Bitcoin Mendekati Rp1 Miliar di Tengah Tekanan Ekonomi Makro

Dalam lanskap kripto yang terus bergejolak, Bitcoin saat ini diperdagangkan mendekati angka $70,500, meskipun pasar menghadapi tekanan makroekonomi dan arus keluar dari ETF. Sebagai mata uang kripto terbesar di dunia, Bitcoin hanya mengalami penurunan tipis sebesar 0,39 persen dalam 24 jam terakhir. Para analis mengamati bahwa pergerakan harga ini menunjukkan adanya konsolidasi, dengan para pembeli yang gigih mempertahankan level harga rendah. Ethereum, di sisi lain, berada di sekitar $2,100, mencerminkan sentimen pasar yang cenderung datar. Di India, harga Bitcoin berkisar sekitar Rs. 65 lakh, sementara Ethereum diperdagangkan mendekati Rs. 1.99 lakh menurut data harga terkini.

Selanjutnya, pemain pasar mengamati bahwa Bitcoin saat ini bergerak dalam kisaran sempit antara $69,000 dan $73,000. Pergerakan ini terjadi sementara para investor mempertimbangkan sinyal-sinyal makroekonomi, arus keluar ETF, dan perkembangan geopolitik. Para analis mencatat bahwa level $70,000 masih menjadi zona dukungan yang penting, menjaga stabilitas pasar di tengah berbagai tantangan eksternal.

Indikasi Konsolidasi Berlanjut pada Harga Bitcoin

Pergerakan harga altcoin pada hari Jumat menunjukkan variasi.
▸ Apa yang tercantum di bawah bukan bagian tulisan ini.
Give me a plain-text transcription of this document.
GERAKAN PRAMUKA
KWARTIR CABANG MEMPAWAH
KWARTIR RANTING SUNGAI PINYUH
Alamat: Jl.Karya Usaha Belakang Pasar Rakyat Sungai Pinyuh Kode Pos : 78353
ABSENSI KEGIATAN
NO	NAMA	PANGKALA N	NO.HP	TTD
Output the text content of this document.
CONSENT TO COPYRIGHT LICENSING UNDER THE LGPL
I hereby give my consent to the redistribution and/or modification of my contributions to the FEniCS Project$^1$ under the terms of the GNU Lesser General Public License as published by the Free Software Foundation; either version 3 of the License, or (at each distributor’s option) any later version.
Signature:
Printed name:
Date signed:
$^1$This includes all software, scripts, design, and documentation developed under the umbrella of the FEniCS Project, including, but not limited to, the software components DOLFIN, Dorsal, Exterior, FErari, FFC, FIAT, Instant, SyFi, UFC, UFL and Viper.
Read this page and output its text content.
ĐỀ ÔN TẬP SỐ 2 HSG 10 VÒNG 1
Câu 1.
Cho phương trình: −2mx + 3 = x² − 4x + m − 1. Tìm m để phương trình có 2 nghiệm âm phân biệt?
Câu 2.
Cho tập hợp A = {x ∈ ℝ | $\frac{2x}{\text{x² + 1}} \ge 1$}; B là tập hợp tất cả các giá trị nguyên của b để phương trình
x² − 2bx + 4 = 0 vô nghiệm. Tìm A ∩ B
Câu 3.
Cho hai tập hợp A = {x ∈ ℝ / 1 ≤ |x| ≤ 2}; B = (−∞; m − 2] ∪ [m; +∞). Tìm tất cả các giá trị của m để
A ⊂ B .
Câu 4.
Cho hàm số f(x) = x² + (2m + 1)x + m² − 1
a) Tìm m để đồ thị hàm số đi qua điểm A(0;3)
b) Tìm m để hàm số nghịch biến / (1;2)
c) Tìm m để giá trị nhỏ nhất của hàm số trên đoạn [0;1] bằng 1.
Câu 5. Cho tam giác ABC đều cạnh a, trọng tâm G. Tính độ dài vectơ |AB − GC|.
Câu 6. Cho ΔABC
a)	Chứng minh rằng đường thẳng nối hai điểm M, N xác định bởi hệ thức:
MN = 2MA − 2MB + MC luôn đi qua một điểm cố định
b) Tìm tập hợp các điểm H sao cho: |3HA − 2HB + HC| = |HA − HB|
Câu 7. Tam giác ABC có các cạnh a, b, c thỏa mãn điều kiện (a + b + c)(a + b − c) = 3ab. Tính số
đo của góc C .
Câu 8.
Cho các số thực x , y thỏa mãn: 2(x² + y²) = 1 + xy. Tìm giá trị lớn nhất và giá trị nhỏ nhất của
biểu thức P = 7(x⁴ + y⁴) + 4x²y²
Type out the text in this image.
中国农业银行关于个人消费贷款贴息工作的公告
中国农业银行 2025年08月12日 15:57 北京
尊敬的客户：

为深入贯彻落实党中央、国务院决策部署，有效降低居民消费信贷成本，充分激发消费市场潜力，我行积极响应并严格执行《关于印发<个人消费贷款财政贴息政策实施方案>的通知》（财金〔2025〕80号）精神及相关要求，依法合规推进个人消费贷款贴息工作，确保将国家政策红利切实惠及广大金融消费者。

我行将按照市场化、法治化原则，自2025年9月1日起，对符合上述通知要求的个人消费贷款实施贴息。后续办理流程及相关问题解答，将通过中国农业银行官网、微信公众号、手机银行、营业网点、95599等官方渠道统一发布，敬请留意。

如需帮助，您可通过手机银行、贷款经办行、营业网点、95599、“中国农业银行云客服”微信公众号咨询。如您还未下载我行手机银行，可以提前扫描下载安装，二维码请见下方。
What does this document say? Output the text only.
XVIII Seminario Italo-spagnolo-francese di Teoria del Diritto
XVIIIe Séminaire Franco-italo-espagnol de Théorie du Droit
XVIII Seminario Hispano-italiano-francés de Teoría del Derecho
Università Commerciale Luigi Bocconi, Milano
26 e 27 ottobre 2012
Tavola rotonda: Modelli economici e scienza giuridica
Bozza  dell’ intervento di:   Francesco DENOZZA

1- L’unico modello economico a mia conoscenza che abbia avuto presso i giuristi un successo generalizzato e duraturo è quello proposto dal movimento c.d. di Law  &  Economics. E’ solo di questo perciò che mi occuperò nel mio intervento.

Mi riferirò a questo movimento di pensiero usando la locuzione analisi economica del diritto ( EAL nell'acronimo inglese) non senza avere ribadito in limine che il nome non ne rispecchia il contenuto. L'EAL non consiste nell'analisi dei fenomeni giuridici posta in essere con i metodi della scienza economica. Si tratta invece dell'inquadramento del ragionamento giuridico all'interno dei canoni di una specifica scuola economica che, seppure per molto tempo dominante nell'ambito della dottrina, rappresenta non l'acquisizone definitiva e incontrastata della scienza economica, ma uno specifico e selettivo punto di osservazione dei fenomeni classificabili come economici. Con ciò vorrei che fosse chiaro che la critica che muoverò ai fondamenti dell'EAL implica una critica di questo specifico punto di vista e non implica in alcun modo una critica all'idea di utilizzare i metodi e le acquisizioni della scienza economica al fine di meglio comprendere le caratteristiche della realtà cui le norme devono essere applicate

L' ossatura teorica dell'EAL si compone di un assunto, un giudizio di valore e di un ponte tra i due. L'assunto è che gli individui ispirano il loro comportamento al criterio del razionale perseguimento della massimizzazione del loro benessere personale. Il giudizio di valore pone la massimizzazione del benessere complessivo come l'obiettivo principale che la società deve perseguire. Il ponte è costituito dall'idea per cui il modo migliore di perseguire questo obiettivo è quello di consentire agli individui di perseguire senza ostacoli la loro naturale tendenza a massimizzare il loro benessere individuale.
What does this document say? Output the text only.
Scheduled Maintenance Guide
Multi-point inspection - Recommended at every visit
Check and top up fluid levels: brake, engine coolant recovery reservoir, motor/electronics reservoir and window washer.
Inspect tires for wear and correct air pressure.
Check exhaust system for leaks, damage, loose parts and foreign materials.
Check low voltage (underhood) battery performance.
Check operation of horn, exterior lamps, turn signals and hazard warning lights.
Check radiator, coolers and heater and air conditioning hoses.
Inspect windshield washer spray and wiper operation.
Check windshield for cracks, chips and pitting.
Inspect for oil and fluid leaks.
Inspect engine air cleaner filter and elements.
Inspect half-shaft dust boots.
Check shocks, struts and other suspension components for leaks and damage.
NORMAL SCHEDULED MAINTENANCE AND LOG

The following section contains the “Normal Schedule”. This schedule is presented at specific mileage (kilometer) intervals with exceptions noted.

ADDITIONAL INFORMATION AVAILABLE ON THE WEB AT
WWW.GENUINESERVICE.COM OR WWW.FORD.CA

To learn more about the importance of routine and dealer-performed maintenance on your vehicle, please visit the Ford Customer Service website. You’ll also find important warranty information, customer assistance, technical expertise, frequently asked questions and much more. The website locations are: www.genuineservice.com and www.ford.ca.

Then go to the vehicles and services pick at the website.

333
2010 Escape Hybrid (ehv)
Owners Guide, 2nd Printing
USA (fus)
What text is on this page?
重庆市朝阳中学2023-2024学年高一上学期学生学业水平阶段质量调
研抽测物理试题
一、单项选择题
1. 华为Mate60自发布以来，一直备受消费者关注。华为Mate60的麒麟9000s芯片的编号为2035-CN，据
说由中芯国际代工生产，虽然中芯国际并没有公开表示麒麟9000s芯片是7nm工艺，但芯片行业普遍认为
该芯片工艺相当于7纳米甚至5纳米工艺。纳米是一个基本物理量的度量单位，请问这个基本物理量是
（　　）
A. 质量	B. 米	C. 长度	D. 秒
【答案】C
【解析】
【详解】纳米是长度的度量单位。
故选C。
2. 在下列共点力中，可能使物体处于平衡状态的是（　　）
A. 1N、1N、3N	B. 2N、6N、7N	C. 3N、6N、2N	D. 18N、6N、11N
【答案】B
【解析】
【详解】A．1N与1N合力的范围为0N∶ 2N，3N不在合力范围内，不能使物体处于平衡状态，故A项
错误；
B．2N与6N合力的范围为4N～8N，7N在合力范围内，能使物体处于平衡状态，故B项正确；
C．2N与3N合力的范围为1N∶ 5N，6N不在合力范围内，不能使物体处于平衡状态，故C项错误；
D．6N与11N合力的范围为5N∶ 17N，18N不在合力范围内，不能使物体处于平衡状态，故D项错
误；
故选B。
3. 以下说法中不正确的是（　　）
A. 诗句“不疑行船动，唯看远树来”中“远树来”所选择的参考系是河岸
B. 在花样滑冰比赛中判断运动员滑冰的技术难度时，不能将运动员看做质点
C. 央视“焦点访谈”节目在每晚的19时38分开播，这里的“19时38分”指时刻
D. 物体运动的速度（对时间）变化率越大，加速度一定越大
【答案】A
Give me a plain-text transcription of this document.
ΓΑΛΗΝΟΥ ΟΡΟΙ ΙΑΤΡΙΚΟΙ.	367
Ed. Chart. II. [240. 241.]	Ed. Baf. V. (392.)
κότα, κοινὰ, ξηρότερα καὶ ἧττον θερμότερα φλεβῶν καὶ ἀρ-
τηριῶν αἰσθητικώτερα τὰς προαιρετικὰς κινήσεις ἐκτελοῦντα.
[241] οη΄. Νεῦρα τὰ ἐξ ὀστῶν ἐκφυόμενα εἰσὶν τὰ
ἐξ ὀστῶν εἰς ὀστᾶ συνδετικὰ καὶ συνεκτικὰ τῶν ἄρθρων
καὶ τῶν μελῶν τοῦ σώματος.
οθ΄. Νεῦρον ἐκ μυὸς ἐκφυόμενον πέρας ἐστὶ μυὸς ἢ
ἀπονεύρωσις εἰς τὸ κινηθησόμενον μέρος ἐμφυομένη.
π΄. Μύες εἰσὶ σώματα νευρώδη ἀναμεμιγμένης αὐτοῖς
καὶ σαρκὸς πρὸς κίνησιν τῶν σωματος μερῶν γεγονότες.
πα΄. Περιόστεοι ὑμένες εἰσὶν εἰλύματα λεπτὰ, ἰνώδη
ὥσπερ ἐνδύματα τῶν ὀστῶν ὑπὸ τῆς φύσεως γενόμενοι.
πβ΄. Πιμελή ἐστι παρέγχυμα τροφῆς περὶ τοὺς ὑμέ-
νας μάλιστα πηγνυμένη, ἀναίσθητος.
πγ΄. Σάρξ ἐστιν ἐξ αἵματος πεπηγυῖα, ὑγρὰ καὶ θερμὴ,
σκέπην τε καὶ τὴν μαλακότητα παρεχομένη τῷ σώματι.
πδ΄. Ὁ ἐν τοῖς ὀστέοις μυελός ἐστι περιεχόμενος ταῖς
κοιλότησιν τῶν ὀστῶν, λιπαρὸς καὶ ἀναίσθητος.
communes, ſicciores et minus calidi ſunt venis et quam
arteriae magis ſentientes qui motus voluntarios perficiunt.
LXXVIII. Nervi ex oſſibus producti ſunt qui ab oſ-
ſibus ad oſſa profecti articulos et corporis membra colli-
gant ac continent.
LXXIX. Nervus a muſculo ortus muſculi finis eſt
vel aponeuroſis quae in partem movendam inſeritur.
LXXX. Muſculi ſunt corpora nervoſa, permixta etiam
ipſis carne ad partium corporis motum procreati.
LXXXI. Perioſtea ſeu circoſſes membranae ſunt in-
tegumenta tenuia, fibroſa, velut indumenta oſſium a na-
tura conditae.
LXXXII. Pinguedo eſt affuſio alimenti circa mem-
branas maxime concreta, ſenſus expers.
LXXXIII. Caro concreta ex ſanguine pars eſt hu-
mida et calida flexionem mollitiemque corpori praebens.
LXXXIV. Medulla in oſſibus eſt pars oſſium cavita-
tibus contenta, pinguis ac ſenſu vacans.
Binance Coin (BNB) diperdagangkan sekitar $643,28 (sekitar Rp. 59.972), turun 0,95 persen, sementara Solana (SOL) berada di kisaran $89,43 (sekitar Rp. 8.336), turun 0,39 persen. XRP bertahan di sekitar $1,45 (sekitar Rp. 135), turun 0,67 persen, dan Dogecoin (DOGE) diperdagangkan mendekati $0,09 (sekitar Rp. 8,84), naik 0,34 persen.

Menjelaskan situasi pasar saat ini, Akshat Siddhant, Analis Kuantitatif Utama di Mudrex, menyatakan, “Bitcoin tetap berada di dekat level $70.000 meskipun pasar menghadapi tekanan dari ketegangan geopolitik dan pandangan hati-hati dari The Fed. Arus keluar ETF terbaru sebesar $219 juta (sekitar Rp. 204,15 crore) menambah kelemahan jangka pendek, namun harga tetap stabil. Investor kini memantau data penting seperti CPI dan komentar lebih lanjut dari The Fed untuk arah selanjutnya.”

Di sisi lain, Vikram Subburaj, CEO Giottus.com, berbagi pandangannya dengan mengatakan, “Permintaan struktural dari ETF spot dan pasokan terbatas pasca-halving terus mendukung harga. Altcoin sebagian besar mengikuti pola ini, daripada menunjukkan kekuatan independen. Ini adalah pasar yang terikat dalam kisaran dan didorong oleh faktor makro. Hindari overtrading. Tunggu terobosan yang jelas di atas ~$72.000 (sekitar Rp. 67,12 lakh)-$74.000 (sekitar Rp. 69,98 lakh) atau penurunan di bawah ~$69.000 (sekitar Rp. 64,32 lakh) sebelum mengambil posisi baru.”

Menimbang kondisi pasar yang lebih luas, CoinSwitch Markets Desk mengatakan, “Tingkat pendanaan tetap netral, menunjukkan posisi yang seimbang dan tidak ada leverage yang berlebihan, menjaga pasar dalam fase konsolidasi. Di sisi makro, emas telah turun 17 persen sejak ketegangan geopolitik dimulai, sementara Bitcoin naik 10 persen, menunjukkan rotasi modal menuju BTC sebagai lindung nilai yang disukai.”

Secara keseluruhan, para analis menyatakan bahwa pasar kripto tetap dalam fase konsolidasi saat investor mengikuti petunjuk makro, arus ETF, dan level teknis kunci. Dalam waktu dekat, kemampuan Bitcoin untuk tetap di atas zona dukungan $70.000 (sekitar Rp. 65,25 lakh) dan berusaha bergerak menuju $72.000 (sekitar Rp. 67,12 lakh)–$74.000 (sekitar Rp. 69,98 lakh) akan menjadi hal yang krusial.